Seriously though, us potsie ladies are not alone. Most women with any sort of Dysautonomia report their symptoms getting worse during their period. I have done a quick run around the interwebs and it seems that the changes in your hormones around this time is what kicks your messed up Autonomic Nervous System reactions into high gear.

I have found an excellent description of what happens your body during your menstrual  cycle and with Dysautonomia, over on Santa Maria Medicine.

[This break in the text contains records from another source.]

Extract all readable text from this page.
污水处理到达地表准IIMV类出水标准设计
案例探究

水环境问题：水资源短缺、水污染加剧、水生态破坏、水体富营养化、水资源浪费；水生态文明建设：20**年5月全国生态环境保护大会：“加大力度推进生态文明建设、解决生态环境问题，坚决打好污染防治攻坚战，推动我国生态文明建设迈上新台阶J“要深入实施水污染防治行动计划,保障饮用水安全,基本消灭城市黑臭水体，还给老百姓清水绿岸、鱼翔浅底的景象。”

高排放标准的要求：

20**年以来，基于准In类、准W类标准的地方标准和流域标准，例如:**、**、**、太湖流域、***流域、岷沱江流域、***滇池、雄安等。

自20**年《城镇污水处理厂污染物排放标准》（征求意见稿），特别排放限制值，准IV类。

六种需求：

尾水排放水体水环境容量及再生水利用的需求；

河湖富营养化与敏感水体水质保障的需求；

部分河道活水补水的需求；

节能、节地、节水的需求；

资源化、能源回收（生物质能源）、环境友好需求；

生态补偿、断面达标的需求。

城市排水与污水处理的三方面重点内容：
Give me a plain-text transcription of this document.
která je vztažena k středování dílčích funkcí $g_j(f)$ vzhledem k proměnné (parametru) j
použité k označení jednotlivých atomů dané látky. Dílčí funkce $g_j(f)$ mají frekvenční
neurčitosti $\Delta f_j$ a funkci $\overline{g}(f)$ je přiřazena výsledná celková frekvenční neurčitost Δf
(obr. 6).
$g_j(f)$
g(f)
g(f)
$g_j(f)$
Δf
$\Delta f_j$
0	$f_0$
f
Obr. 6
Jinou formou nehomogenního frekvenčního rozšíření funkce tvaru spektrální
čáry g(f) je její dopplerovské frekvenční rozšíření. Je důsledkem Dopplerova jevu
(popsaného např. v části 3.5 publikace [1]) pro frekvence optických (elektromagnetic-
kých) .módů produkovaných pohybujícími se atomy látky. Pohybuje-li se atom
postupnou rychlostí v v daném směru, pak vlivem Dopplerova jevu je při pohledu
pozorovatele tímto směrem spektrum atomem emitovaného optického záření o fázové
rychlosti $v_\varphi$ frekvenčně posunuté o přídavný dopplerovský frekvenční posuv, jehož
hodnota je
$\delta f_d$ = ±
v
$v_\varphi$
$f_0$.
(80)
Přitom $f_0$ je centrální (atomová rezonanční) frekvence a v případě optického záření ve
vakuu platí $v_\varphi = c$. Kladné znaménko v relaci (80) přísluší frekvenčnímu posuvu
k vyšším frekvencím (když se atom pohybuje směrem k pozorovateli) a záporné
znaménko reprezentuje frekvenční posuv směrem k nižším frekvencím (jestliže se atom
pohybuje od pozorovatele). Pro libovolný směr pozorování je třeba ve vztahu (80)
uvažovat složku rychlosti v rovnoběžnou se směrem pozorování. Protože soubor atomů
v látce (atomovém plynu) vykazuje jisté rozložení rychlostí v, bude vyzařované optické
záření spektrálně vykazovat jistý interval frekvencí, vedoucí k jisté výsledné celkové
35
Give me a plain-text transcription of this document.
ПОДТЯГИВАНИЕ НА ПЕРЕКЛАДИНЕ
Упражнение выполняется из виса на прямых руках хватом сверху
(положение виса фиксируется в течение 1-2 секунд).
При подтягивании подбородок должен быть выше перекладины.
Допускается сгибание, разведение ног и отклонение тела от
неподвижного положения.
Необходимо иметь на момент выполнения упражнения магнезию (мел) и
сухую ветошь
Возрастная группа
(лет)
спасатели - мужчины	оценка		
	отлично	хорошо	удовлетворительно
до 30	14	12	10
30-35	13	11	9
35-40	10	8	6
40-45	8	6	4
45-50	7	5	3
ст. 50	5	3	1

menstrual+cycle+Pots+Dysautonomia+Symptoms

What Happens During the Menstrual Cycle in POTS Patients?

 

The menstrual cycle takes a toll on patients with Postural Orthostatic Tachycardia. It’s during the actual 5-7 day bleeding phase that patients will feel the acute loss of blood volume which, of course, will make them feel drained and exacerbate all of their usual symptoms—including, in particular, fatigue.

The menstrual cycle revolves around changes in hormones which are aimed at preparing an egg for maturation and release. It’s also a time to prepare the uterine lining to accept the fertilized egg and allow it to develop. When your bleeding stops, your estrogen levels will quickly start rising, as well as your FSH (Follicle Stimulating Hormone)—which is done in order to encourage one of the eggs to grow. This part of the process peaks at about day 14 of your cycle and is called ovulation. It’s at this time in your cycle that progesterone levels will begin to quickly raise, and the egg has approximately 48 hours to become fertilized.

It is AFTER the phase of ovulation has passed that blood levels of estrogen and progesterone are rapidly rising and this is what seems to contribute to better postural blood pressure control—lessened tachycardia and overall energy.

Say the egg is not fertilized during this period—and instead the two main hormones (estrogen and progesterone) rapidly and suddenly drop straight down to almost nothing. The uterus sheds its lining (otherwise known as menses or a “period”) and this is when POTs patients may feel their worst.

 

Be sure to head on over to the Santa Maria Medicine blog for the full post and for tips to what helps relieve your symptoms.

In May 2009 a study was done which looked at the link between women’s monthly cycle and POTs called:

Menstrual Cycle Affects Renal-Adrenal and Hemodynamic Responses During Prolonged Standing in the Postural Orthostatic Tachycardia Syndrome
By: by Fu, VanGundy, Shibata, Auchus, Williams and Levine

The study looks at the difference in the Mid-Luteal Phase vs the Follicular phase of our menstural cycle and how it may affect us.

You can get a lovely break down of what the study means over on the Pots and OI recovery Blog, be sure to check it out 🙂

For me, Lifestyle choices are everything to how I feel during the month. If I eat any sort of Gluten, thats it I am bloated and out of sorts for at least two days so now I have gone completely Gluten free and have noticed a vast improvement, including with my period symptoms.

A hot water bottle is always a dear friend during this time, though as with all Potsies, be careful not to get too hot or it will make you feel worse, but putting heat on your tummy or sore back during this time is always a comfort.